Carole a hérité du mas des Pierrefond,
Domaine familial depuis plus de cent ans.
Pendant qu’elle était seule, alors que ses enfants
Etaient tous à l’école, elle a trouvé au fond
D’un grenier isolé une très vieille malle
Où gisaient bien rangés des habits d’Amélie,
Son arrière grand’mère : un très long manteau gris
De laine un peu bourrue ; quelques jupons de toile ;
Une jupe en velours et la veste assortie
Où elle a découvert par hasard un secret :
Cousu dans la doublure, un pochon bien caché
Où dormait une lettre aux innombrables plis,
Lue des milliers de fois, sans doute, au fil du temps !

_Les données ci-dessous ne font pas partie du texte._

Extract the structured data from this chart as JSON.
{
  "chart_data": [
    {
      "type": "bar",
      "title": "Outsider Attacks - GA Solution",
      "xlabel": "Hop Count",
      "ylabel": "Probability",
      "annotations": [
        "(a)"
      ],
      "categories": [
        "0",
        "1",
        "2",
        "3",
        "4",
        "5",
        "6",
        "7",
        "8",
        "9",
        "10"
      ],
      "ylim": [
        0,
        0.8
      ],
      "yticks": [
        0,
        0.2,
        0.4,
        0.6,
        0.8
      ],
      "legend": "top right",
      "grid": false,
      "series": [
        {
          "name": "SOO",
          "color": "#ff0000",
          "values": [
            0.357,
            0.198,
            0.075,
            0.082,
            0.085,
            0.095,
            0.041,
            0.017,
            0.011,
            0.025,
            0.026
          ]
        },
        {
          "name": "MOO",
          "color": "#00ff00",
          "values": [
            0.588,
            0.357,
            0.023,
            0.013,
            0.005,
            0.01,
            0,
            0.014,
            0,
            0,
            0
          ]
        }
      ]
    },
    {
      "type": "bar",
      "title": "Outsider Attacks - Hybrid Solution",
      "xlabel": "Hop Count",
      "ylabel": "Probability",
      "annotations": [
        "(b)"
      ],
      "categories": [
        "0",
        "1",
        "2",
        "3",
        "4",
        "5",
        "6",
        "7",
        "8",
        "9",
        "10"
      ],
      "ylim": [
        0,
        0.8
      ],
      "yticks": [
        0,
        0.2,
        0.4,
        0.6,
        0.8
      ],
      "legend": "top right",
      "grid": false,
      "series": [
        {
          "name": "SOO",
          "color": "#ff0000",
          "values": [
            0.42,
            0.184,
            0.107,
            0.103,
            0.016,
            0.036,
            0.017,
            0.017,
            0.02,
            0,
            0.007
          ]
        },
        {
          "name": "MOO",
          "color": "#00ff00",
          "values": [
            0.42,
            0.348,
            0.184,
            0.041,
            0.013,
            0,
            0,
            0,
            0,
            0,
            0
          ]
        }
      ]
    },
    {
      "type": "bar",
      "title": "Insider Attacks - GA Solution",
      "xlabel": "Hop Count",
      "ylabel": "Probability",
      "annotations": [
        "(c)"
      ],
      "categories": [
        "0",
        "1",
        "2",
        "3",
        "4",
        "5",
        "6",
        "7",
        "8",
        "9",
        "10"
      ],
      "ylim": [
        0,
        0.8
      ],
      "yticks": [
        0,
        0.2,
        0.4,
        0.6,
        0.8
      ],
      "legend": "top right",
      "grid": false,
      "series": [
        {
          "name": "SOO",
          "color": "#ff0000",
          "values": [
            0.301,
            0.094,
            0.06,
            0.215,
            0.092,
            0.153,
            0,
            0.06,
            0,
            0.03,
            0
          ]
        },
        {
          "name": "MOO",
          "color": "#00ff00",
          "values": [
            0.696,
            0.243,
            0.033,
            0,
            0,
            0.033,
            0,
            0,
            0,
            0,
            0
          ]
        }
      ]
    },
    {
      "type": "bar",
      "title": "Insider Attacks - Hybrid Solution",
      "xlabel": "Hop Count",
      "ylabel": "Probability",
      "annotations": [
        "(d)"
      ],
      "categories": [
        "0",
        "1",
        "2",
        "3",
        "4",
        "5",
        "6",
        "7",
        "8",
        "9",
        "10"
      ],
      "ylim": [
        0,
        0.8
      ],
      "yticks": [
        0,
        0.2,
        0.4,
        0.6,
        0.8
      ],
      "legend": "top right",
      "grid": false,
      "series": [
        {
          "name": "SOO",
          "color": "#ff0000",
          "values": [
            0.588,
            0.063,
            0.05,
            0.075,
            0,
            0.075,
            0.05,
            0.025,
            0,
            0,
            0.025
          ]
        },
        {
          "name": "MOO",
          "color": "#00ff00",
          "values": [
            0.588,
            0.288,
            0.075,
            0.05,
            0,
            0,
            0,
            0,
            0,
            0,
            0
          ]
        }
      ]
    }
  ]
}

Une lettre d’amour écrite par un homme
Qui n’avait rien à voir avec Jules Prudhomme,
Son arrière grand-pèr(e) ! La lettre d’un amant :
Un certain Sébastien, du mas des Hautefort !
Follement amoureux d’une jeune Amélie,
Aussi folle que belle, et trompant son mari
Sans la moindre vergogne et sans aucun remords.
Carole est restée coite, émue par sa trouvaille.
La grand’mère Amélie ! Oh boudiou, quelle histoire !
Celle dont on vantait l’austérité notoire,
Et toujours attifée comme un épouvantail !
L’aïeule a remonté d’un cran dans son esprit !
Carole a donc remis la lettre bien au chaud
Dans son petit pochon au coeur du paletot.